Ancho Bacon Chili Recipe

This Saturday (2/24/23) is the annual Del Ray Citizen Association’s Chili Cook-Off, so we thought we would share our recipe for this year’s entry. This year we are going in the more traditional direction by using ground beef, however with the addition of bacon, poblano peppers, and a flavorful spice mix we aim to finally bring home a trophy.

Ingredients:

  • 2.5 lbs Ground Beef (We use 80/20)

  • 8 Strips of Bacon

  • 6 Poblano Peppers

  • 1 Yellow Onion

  • 4 Garlic Cloves

  • 3 Cups Beef Broth

  • 28oz Fire Roasted Tomatoes

  • 3 Tbsp Ancho Chili Powder

  • 1.5 Tbsp Cumin

  • 1.5 Tsp Paprika

  • 1.5 Tsp Cayenne

  • 1.5 Tsp Oregano

  • 1 Tsp Salt

  • 0.5 Tsp Baking Soda

Directions:

  1. In a large bowl mix the ground beef, salt, baking soda, and one tbsp of water until evenly mixed. Set aside for 20 minutes. The baking soda will lock in the moisture of the beef and aid in the browning process later.

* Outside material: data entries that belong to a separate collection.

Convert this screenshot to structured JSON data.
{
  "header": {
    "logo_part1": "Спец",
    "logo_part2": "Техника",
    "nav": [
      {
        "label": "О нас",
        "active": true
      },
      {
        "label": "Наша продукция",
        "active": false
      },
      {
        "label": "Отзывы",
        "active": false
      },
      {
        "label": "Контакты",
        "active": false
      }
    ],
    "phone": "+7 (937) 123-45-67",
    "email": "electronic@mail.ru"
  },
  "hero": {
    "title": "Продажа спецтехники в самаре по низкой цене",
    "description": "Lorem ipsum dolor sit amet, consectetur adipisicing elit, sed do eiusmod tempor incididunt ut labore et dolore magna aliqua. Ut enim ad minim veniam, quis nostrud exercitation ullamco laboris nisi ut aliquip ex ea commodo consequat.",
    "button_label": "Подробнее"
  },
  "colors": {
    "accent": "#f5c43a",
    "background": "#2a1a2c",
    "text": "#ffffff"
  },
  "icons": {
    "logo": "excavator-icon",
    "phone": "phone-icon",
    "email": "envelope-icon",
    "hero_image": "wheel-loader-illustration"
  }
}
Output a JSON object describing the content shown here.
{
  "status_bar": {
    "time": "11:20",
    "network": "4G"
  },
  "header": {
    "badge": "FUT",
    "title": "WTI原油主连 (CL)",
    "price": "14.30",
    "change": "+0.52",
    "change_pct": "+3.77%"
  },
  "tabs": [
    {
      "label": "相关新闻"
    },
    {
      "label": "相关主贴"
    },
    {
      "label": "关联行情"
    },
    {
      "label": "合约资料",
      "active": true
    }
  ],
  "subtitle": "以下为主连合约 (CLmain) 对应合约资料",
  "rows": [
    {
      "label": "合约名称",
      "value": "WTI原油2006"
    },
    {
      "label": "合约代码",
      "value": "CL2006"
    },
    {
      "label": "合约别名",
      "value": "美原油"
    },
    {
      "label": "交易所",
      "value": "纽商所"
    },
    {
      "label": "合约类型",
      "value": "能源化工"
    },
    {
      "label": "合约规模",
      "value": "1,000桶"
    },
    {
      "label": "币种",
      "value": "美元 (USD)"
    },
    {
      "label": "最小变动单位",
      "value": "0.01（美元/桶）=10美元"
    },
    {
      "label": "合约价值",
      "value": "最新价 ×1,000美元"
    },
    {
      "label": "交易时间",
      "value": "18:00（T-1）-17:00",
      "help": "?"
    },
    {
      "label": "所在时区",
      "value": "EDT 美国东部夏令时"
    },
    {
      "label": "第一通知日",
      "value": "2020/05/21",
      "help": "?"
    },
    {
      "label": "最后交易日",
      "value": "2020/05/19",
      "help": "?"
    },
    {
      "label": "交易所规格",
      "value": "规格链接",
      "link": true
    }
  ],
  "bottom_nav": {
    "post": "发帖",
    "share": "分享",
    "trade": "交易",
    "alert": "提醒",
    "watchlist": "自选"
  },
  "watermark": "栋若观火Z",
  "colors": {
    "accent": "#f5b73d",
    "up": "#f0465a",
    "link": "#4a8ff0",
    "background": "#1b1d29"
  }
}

  2. Dice the strips of bacon and cook in your Dutch oven/large pot. Once the bacon has almost finished cooking, remove it and set aside. Drain half of the bacon grease and reserve the other half in your pot.

  3. Cut up the onion, garlic cloves, and poblano peppers. Use a food processor preferably, otherwise dice up veggies.

  4. Heat pot with remaining bacon grease over medium heat until hot. Add veggies and stir frequently until soft 5-7 minutes.

  5. Add beef to pot and increase heat to high. Cook until beef browns 10-12 minutes.

  6. Combine Cumin, Paprika, Ancho Chili Powder, Cayenne, and Oregano in the pot. Stirring until mixed well around 2 minutes.

  7. Add tomatoes and beef broth to the pot and bring up to a boil.

  8. Reduce heat to low and simmer covered for at least two hours. Optional: After two hours skim any excess fat off of the surface of the chili.